C’est les vacances. Enfin… pas les miennes, mais celles des enfants. Et comme aujourd’hui je ne travaillais pas, je les ai amenées au cinéma. Avec Mimiko et Kitsune nous somme allées voir le Grand méchant renard. Mimiko et moi-même avions beaucoup aimé la bd éponyme.

Film d’animation franco-belge, réalisé par Benjamin Renner (auteur de la bd) et Patrick Imbert, Le grand méchant renard et autres contes est sorti au cinéma le 21 juin. Heureusement pour nous il est toujours à l’affiche depuis 🙂

Le film raconte 3 petites histoire, qui nous sont présentées comme 3 pièces de théâtre joué par les animaux de la ferme. Curieusement ce n’est pas l’histoire du grand méchant renard qui ouvre la marche. Tout commence avec un bébé à livrer. Une cigogne qui en a marre de travailler tombe sur le lapin, le canard et le pauvre petit cochon. Faignant une blessure, il leur demande de livrer le bébé à sa place. Alors que le cochon refuse, le lapin et le canard acceptent de bon cœur. Le problème c’est ces deux gaillards n’ont pas une once de responsabilité ! Le cochon ne peut pas les laisser seul avec un bébé ! Les voilà donc parti tout les trois, enchaîner catastrophe sur catastrophe, pour mener à bien leur mission.

Sans doute mon sketch préféré. D’un comique classique mais très efficace. Le lapin et le canard ont une inépuisable ressource quand il s’agit d’enchaîner les mauvaises idées et le cochon cherche sans cesse à les raisonner, je l’ai trouvé touchant et drôle, surtout que c’est lui qui paye plus cher les bêtises de ces compères.

Vient ensuite l’histoire du grand méchant renard, la même que dans la bd. Un renard, incapable de faire peur à une poule, décide sous les conseils du loup, d’enlever 3 œufs et de les couver pour pouvoir manger les poussins. Sauf que les poussins le prennent pour leur mère et… finalement lui aussi se prend au jeu. Avec cette deuxième histoire on retrouve ce qu’on est venu chercher : le grand méchant renard. C’est drôle mais, finalement, j’ai préféré la version papier. La maladresse du renard parait plus grotesque dans le film. Et il en devient moins attachant.

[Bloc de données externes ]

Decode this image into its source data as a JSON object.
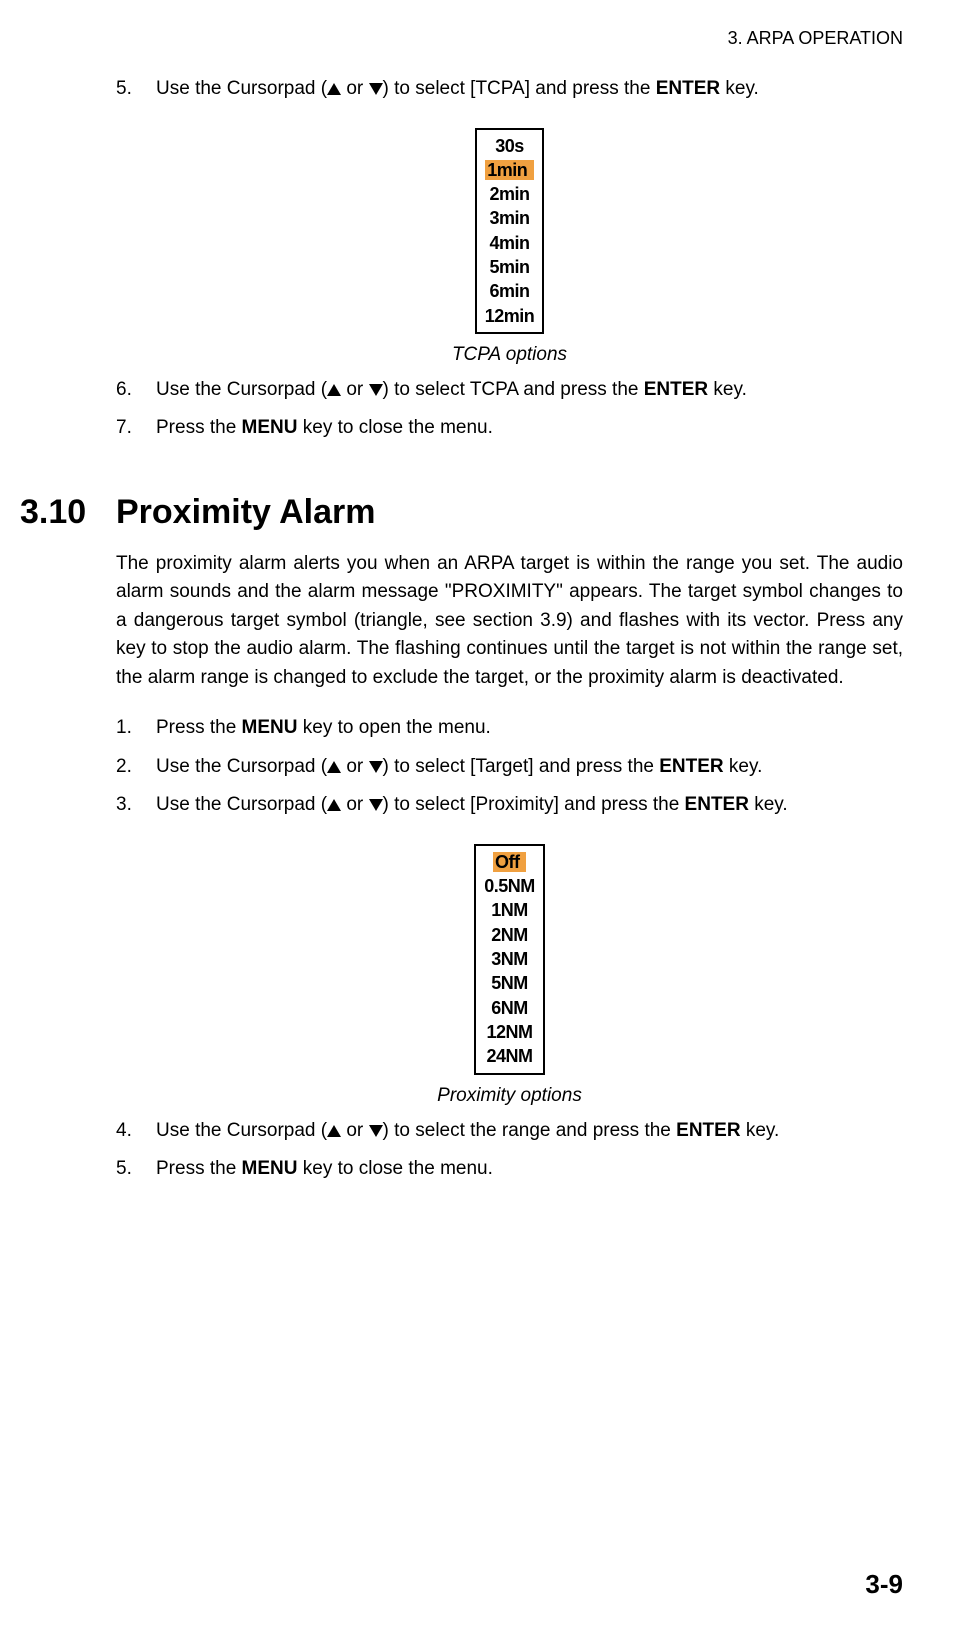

Enfin, pour la troisième et dernière histoire, on retrouve le trio lapin, canard, cochon. Leur nouvelle mission : sauver Noël. Le trio marche tout aussi bien et le chien est ici excellent. Il tente de convaincre le cochon qu’il ne boit pas couver les deux autres s’il veut qu’il grandissent un jour. Sauf que… ces deux là sont bien incapables de grandir. Et les voici qui embarquent le cochon dans unes nouvelles de aventure loufoque.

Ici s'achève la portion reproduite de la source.